The researchers likened this process to Earth’s sun releasing a huge eruption of plasma, called a coronal mass ejection, shortly after a star’s magnetic field lines become entangled or broken. But in this case, the supermassive black hole has the mass of 30 million suns, making its flares and ejections “on an unimaginably large scale,” team member Matteo Guainazzi, an astronomer at the European Space Agency, said in a statement. (For reference, wind speeds from recent coronal mass ejections were a paltry 930 miles per second (1,500 km).)
The discovery was made using ESA’s XMM-Newton and XRISM X-ray space telescopes. Gu’s team used the two telescopes in tandem, tracking the initial flare with XMM-Newton’s optical monitor and analyzing the resulting winds with XRISM’s Resolve instrument. The researchers hope to take a similar collaborative approach to investigate other flare-type AGNs.

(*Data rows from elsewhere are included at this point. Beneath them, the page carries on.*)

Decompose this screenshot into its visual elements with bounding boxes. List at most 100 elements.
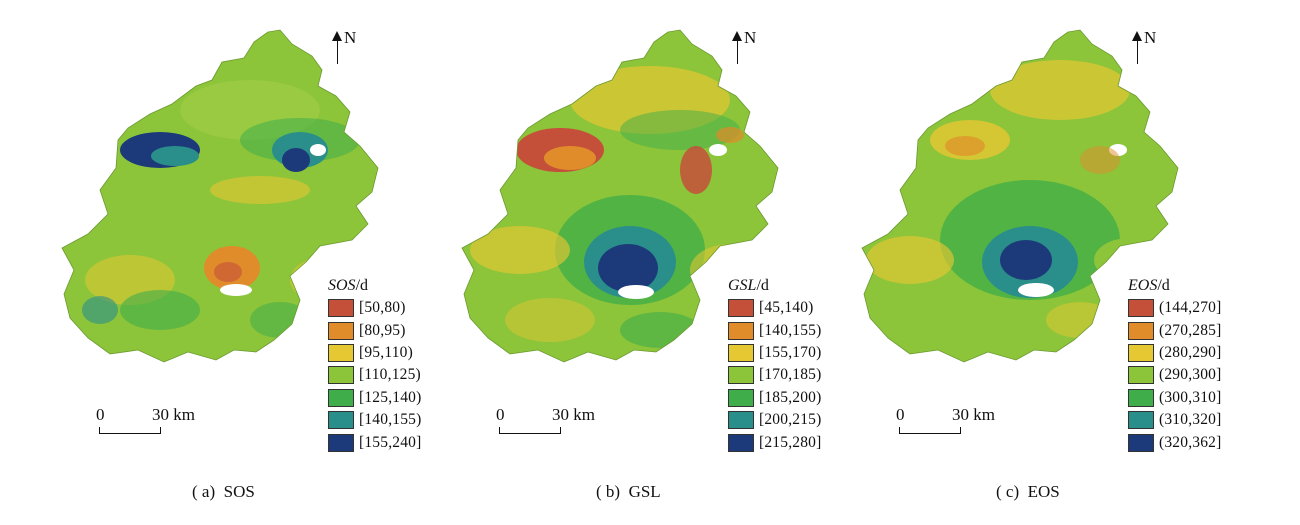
legend-unit: /d [355,277,369,294]
scale-distance: 30 km [952,405,995,424]
map-gsl [461,29,779,363]
panel-gsl: N GSL/d [45,140) [140,155) [155,170) [17… [400,0,822,525]
legend-label: [110,125) [359,366,421,384]
north-label: N [744,28,757,47]
legend-item: (290,300] [1128,364,1222,386]
legend-swatch [328,299,354,318]
legend-item: [80,95) [328,319,422,341]
legend-label: [50,80) [359,299,406,317]
legend-label: (270,285] [1159,321,1222,339]
legend-label: [80,95) [359,321,406,339]
scale-bar: 0 30 km [96,405,236,441]
legend-swatch [728,433,754,452]
legend-item: [45,140) [728,297,822,319]
legend-swatch [728,411,754,430]
legend-item: (270,285] [1128,319,1222,341]
legend-item: [140,155) [328,409,422,431]
legend-label: (290,300] [1159,366,1222,384]
north-arrow-shaft [1137,38,1139,64]
caption-sos: ( a) SOS [192,482,255,501]
legend-gsl: GSL/d [45,140) [140,155) [155,170) [170,… [728,275,822,454]
legend-unit: /d [1157,277,1170,294]
legend-label: (144,270] [1159,299,1222,317]
scale-line [899,427,961,434]
legend-item: [170,185) [728,364,822,386]
legend-title: EOS/d [1128,275,1222,297]
legend-item: (320,362] [1128,431,1222,453]
legend-label: [155,170) [759,343,822,361]
legend-label: [95,110) [359,343,413,361]
legend-swatch [328,343,354,362]
legend-item: [125,140) [328,387,422,409]
legend-variable: GSL [728,277,757,294]
legend-item: [110,125) [328,364,422,386]
scale-bar: 0 30 km [896,405,1036,441]
legend-label: [185,200) [759,388,822,406]
legend-swatch [328,321,354,340]
north-label: N [344,28,357,47]
legend-eos: EOS/d (144,270] (270,285] (280,290] (290… [1128,275,1222,454]
legend-swatch [328,366,354,385]
north-label: N [1144,28,1157,47]
legend-item: (300,310] [1128,387,1222,409]
legend-label: [45,140) [759,299,814,317]
north-arrow: N [330,28,370,68]
legend-swatch [1128,343,1154,362]
scale-distance: 30 km [152,405,195,424]
north-arrow-head [332,31,342,41]
north-arrow: N [730,28,770,68]
north-arrow-head [1132,31,1142,41]
legend-label: [155,240] [359,433,422,451]
legend-label: (280,290] [1159,343,1222,361]
legend-swatch [328,433,354,452]
legend-unit: /d [756,277,769,294]
north-arrow-shaft [737,38,739,64]
legend-swatch [328,388,354,407]
legend-variable: EOS [1128,277,1158,294]
legend-item: [140,155) [728,319,822,341]
legend-title: SOS/d [328,275,422,297]
legend-swatch [728,299,754,318]
legend-label: [215,280] [759,433,822,451]
legend-swatch [728,343,754,362]
legend-item: (280,290] [1128,342,1222,364]
scale-zero: 0 [896,405,905,424]
legend-item: [185,200) [728,387,822,409]
caption-eos: ( c) EOS [996,482,1060,501]
map-eos [861,29,1179,363]
legend-label: [170,185) [759,366,822,384]
legend-title: GSL/d [728,275,822,297]
legend-item: [95,110) [328,342,422,364]
legend-label: (310,320] [1159,411,1222,429]
scale-line [99,427,161,434]
north-arrow-head [732,31,742,41]
legend-swatch [728,321,754,340]
legend-label: (300,310] [1159,388,1222,406]
legend-item: [50,80) [328,297,422,319]
legend-item: [155,170) [728,342,822,364]
scale-bar: 0 30 km [496,405,636,441]
legend-swatch [1128,411,1154,430]
legend-swatch [728,388,754,407]
legend-item: [155,240] [328,431,422,453]
legend-item: (144,270] [1128,297,1222,319]
legend-swatch [1128,321,1154,340]
scale-line [499,427,561,434]
caption-gsl: ( b) GSL [596,482,661,501]
legend-variable: SOS [328,277,356,294]
north-arrow-shaft [337,38,339,64]
scale-zero: 0 [496,405,505,424]
legend-label: [140,155) [759,321,822,339]
north-arrow: N [1130,28,1170,68]
panel-sos: N SOS/d [50,80) [80,95) [95,110) [110,12… [0,0,422,525]
legend-label: [200,215) [759,411,822,429]
legend-swatch [328,411,354,430]
scale-zero: 0 [96,405,105,424]
legend-label: [125,140) [359,388,422,406]
scale-distance: 30 km [552,405,595,424]
legend-swatch [1128,433,1154,452]
legend-swatch [1128,366,1154,385]
legend-item: [200,215) [728,409,822,431]
legend-swatch [1128,299,1154,318]
legend-label: [140,155) [359,411,422,429]
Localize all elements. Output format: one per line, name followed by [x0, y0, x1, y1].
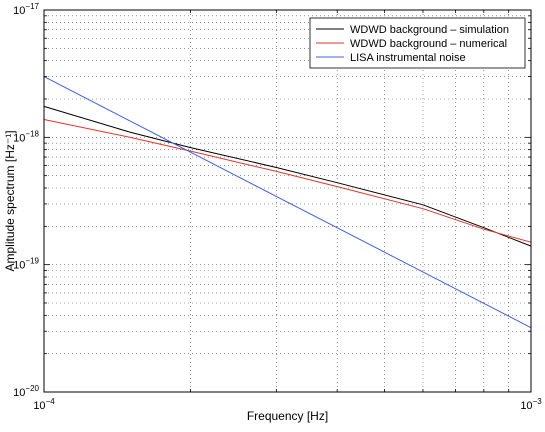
legend: WDWD background – simulation WDWD backgro…	[309, 17, 526, 69]
series-line-2	[43, 76, 532, 329]
x-tick-label-base: 10	[33, 400, 45, 412]
x-tick-label-base: 10	[520, 400, 532, 412]
x-tick-label-exponent: −4	[46, 397, 56, 406]
y-tick-label-base: 10	[13, 132, 25, 144]
series-lines	[43, 76, 532, 329]
y-tick-label-exponent: −20	[25, 384, 39, 393]
x-axis-label: Frequency [Hz]	[247, 409, 328, 423]
y-tick-label-exponent: −18	[25, 129, 39, 138]
x-tick-label-exponent: −3	[533, 397, 543, 406]
y-axis-label: Amplitude spectrum [Hz⁻¹]	[3, 130, 17, 271]
x-tick-label: 10−3	[520, 397, 542, 412]
y-tick-label-base: 10	[13, 387, 25, 399]
y-tick-label-exponent: −19	[25, 257, 39, 266]
y-tick-label-exponent: −17	[25, 2, 39, 11]
series-line-1	[43, 119, 532, 243]
y-tick-label: 10−17	[13, 2, 39, 17]
y-tick-label: 10−20	[13, 384, 39, 399]
plot-frame	[43, 9, 532, 393]
y-tick-label-base: 10	[13, 5, 25, 17]
legend-label-1: WDWD background – numerical	[350, 38, 507, 50]
legend-label-0: WDWD background – simulation	[350, 24, 509, 36]
y-tick-label: 10−18	[13, 129, 39, 144]
x-tick-label: 10−4	[33, 397, 55, 412]
legend-label-2: LISA instrumental noise	[350, 52, 466, 64]
series-line-0	[43, 105, 532, 247]
y-tick-label: 10−19	[13, 257, 39, 272]
y-tick-label-base: 10	[13, 260, 25, 272]
legend-box	[309, 17, 526, 69]
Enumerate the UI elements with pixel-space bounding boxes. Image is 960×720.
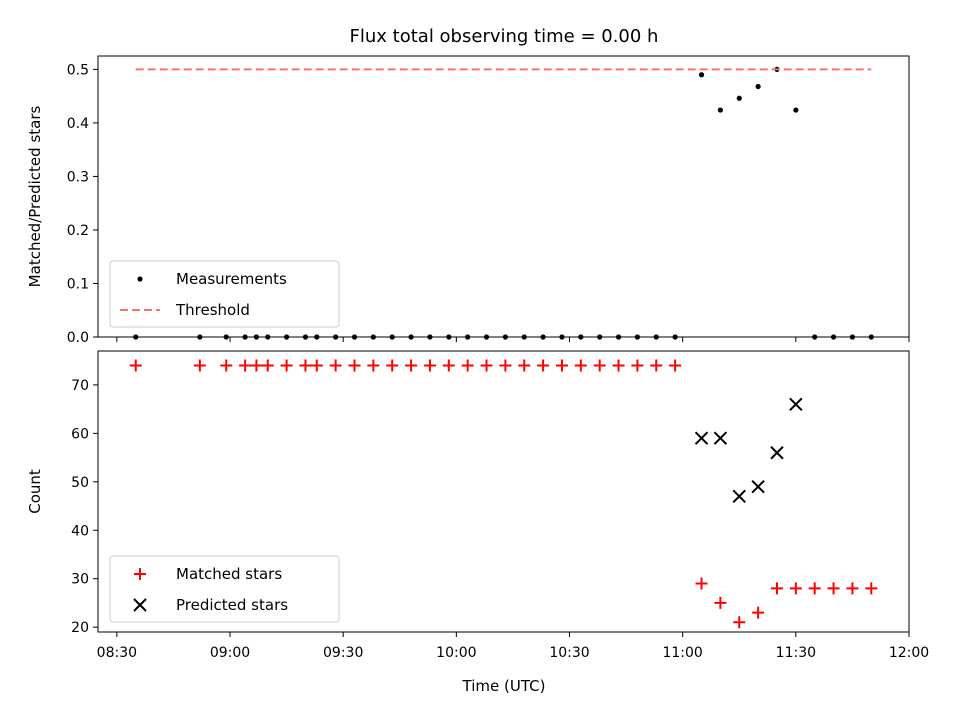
measurement-point [717, 107, 723, 113]
matched-star-point [752, 606, 765, 619]
matched-star-point [555, 359, 568, 372]
legend: Measurements Threshold [109, 260, 340, 328]
x-tick-label: 10:30 [549, 645, 589, 661]
y-tick-label: 30 [71, 572, 89, 588]
y-tick-label: 0.3 [67, 169, 89, 185]
matched-star-point [310, 359, 323, 372]
legend-label: Matched stars [176, 565, 282, 583]
y-tick-label: 0.5 [67, 62, 89, 78]
y-tick-label: 0.0 [67, 330, 89, 346]
legend-label: Threshold [175, 301, 250, 319]
legend-box [109, 555, 340, 623]
y-axis-label: Count [26, 469, 44, 514]
matched-star-point [574, 359, 587, 372]
y-tick-label: 0.2 [67, 223, 89, 239]
matched-star-point [261, 359, 274, 372]
x-tick-label: 11:00 [662, 645, 702, 661]
matched-star-point [669, 359, 682, 372]
matched-star-point [612, 359, 625, 372]
matched-star-point [865, 582, 878, 595]
legend-predicted-swatch [133, 598, 147, 612]
matched-star-point [220, 359, 233, 372]
matched-star-point [461, 359, 474, 372]
matched-star-point [537, 359, 550, 372]
axes-frame [97, 350, 910, 633]
x-tick-label: 10:00 [436, 645, 476, 661]
y-tick-label: 70 [71, 378, 89, 394]
matched-star-point [193, 359, 206, 372]
matched-star-point [714, 596, 727, 609]
legend-measurements-swatch [137, 276, 143, 282]
x-tick-label: 12:00 [889, 645, 929, 661]
matched-star-point [695, 577, 708, 590]
y-axis-label: Matched/Predicted stars [26, 106, 44, 288]
predicted-star-point [713, 431, 728, 445]
legend-label: Predicted stars [176, 596, 288, 614]
predicted-star-point [751, 479, 765, 494]
axes-frame [97, 55, 910, 338]
matched-star-point [480, 359, 493, 372]
matched-star-point [386, 359, 399, 372]
matched-star-point [650, 359, 663, 372]
matched-star-point [367, 359, 380, 372]
y-tick-label: 40 [71, 523, 89, 539]
y-tick-label: 60 [71, 426, 89, 442]
predicted-star-point [789, 397, 803, 412]
matched-star-point [733, 616, 746, 629]
measurement-point [755, 83, 761, 90]
matched-star-point [250, 359, 263, 372]
legend-label: Measurements [176, 270, 287, 288]
predicted-star-point [770, 446, 784, 460]
matched-star-point [239, 359, 252, 372]
y-tick-label: 20 [71, 620, 89, 636]
matched-star-point [808, 582, 821, 595]
x-tick-label: 09:00 [210, 645, 250, 661]
matched-star-point [770, 582, 783, 595]
predicted-star-point [694, 431, 709, 445]
y-tick-label: 0.1 [67, 276, 89, 292]
panel-flux-ratio: 0.0 0.1 0.2 0.3 0.4 0.5 Matched/Predicted star… [26, 55, 910, 346]
x-axis-label: Time (UTC) [462, 677, 546, 695]
matched-star-point [827, 582, 840, 595]
matched-star-point [129, 359, 142, 372]
matched-star-point [442, 359, 455, 372]
x-tick-label: 09:30 [323, 645, 363, 661]
legend-matched-swatch [134, 568, 146, 580]
matched-star-point [329, 359, 342, 372]
x-tick-label: 08:30 [97, 645, 137, 661]
y-tick-label: 0.4 [67, 116, 89, 132]
legend: Matched stars Predicted stars [109, 555, 340, 623]
matched-star-point [423, 359, 436, 372]
predicted-star-point [732, 489, 746, 504]
matched-star-point [499, 359, 512, 372]
panel-star-counts: 20 30 40 50 60 70 08:30 09:00 09:30 10:00 10:30 11:… [26, 350, 929, 661]
matched-star-point [631, 359, 644, 372]
legend-box [109, 260, 340, 328]
y-tick-label: 50 [71, 475, 89, 491]
measurement-point [698, 72, 705, 78]
matched-star-point [280, 359, 293, 372]
matched-star-point [518, 359, 531, 372]
matched-star-point [846, 582, 859, 595]
measurement-point [736, 95, 742, 101]
x-tick-label: 11:30 [776, 645, 816, 661]
matched-star-point [299, 359, 312, 372]
matched-star-point [789, 582, 802, 595]
matched-star-point [593, 359, 606, 372]
matched-star-point [405, 359, 418, 372]
chart-title: Flux total observing time = 0.00 h [350, 26, 659, 47]
measurement-point [793, 107, 799, 113]
matched-star-point [348, 359, 361, 372]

They also believe that studying AGN and the intense flares it produces could help further our understanding of how galaxies evolve.
“They are so influential that learning more about the magnetism of AGNs and how they create these winds is key to understanding the history of galaxies,” Camille Diez, an astrophysicist and ESA fellow who participated in the study, said in a statement.
Scientists detailed their discovery in a paper published Dec. 9 in the journal Astronomy & Astrophysics.